Whew! I could cry with the humiliation I felt earlier. Honestly it was pure free entertainment for those waiting and watching. So embarrassed to have that attention on me from strangers who ended up knowing more than I did about what my health status was! 😊

Write a factual letter, what happened and the interactions with the staff
You absolutely should not have been treated so shoddily
This will not be the hospital policy and if the trust is told of episodes that are inadequate they can address it

C152 · 26/08/2025 19:23

The secretary should be the one who feels embarrassed (and ashamed), not you. There is absolutely no excuse for her behaviour. I would write to the consultant and complain, and the Hospital/Trust, suggesting further training on how to effectively communicate with and help all patients is necessary.

And don't for a minute think that anyone in that waiting room thought less of you - I am sure they were all thinking that she was a total dick. (Sadly, I am not surprised no one stood up and corrected her on your behalf, but I would have, had I been there.)

user1471453601 · 26/08/2025 19:35

@wuminzo I really felt for you when I read this.

I'm hearing impaired and know how infuriating/embarrassing/ annoying these situations can be. But people who behave like this need to be told, so they can get training on how to deal with people with this type of disability. So complain, and ask what training medical secretaries get on dealing with patients with this type of issue.

StanfreyPock · 26/08/2025 19:43

That's terrible, my MIL was profoundly deaf and everyone knew to make sure she could see you if speaking to her. The secretary should have had the common sense and decency to follow your wishes. Awful, and I'm sure everyone was thinking that.

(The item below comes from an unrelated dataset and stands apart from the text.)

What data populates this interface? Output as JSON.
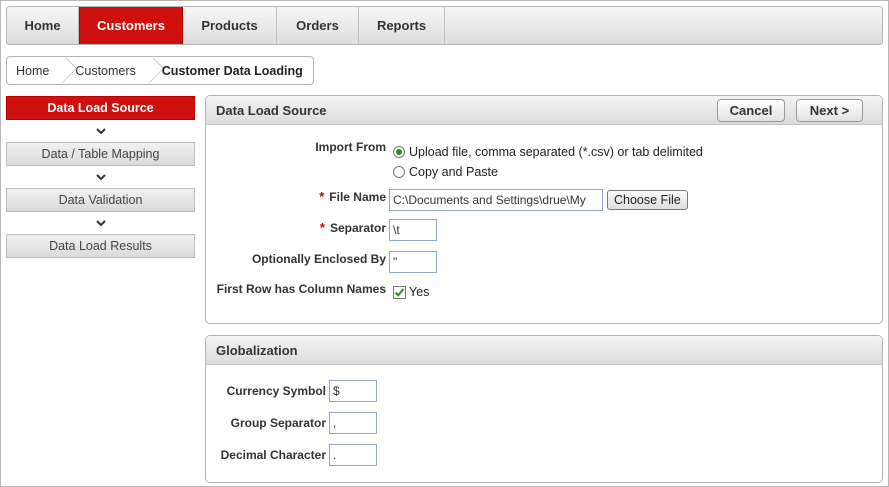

Greenwings · 26/08/2025 19:47

You could have missed/misunderstood key information because this woman couldn't be bothered to make reasonable adjustment for you. It is not acceptable. Please complain formally, not just for you but for all the other hearing impaired people who can’t advocate for themselves.

FiveBarGate · 26/08/2025 19:55

I think your suggested approach to it is good.

If you are likely to have to see her again, not making it personal but seeking clarification is good. Ask how they can ensure patients with hearing impairments receive information in an appropriate way.

As a PP said, jot down what you want to say and cut and paste it into chat GPT with an instruction to make it neutral.

In some ways these policy orientated questions are harder to ignore than the 'she treated me this way '.

Although others were listening I don't think the embarrassment is all yours (though understand it felt that way). I'm sure most of them thought her idiotic when you'd clearly spelled out the problem.

NeverDropYourMooncup · 26/08/2025 19:56

I've had really understanding, sensible people in that situation and some who I think are actually dedicated to practising ventriloquism.

It's probably about time for the hospital staff to have their EDI training updated to include something about disabilities.

I'd definitely submit a written complaint about the lack of training for staff who are dealing with those who are d/Deaf and hard of hearing, using that experience as the example.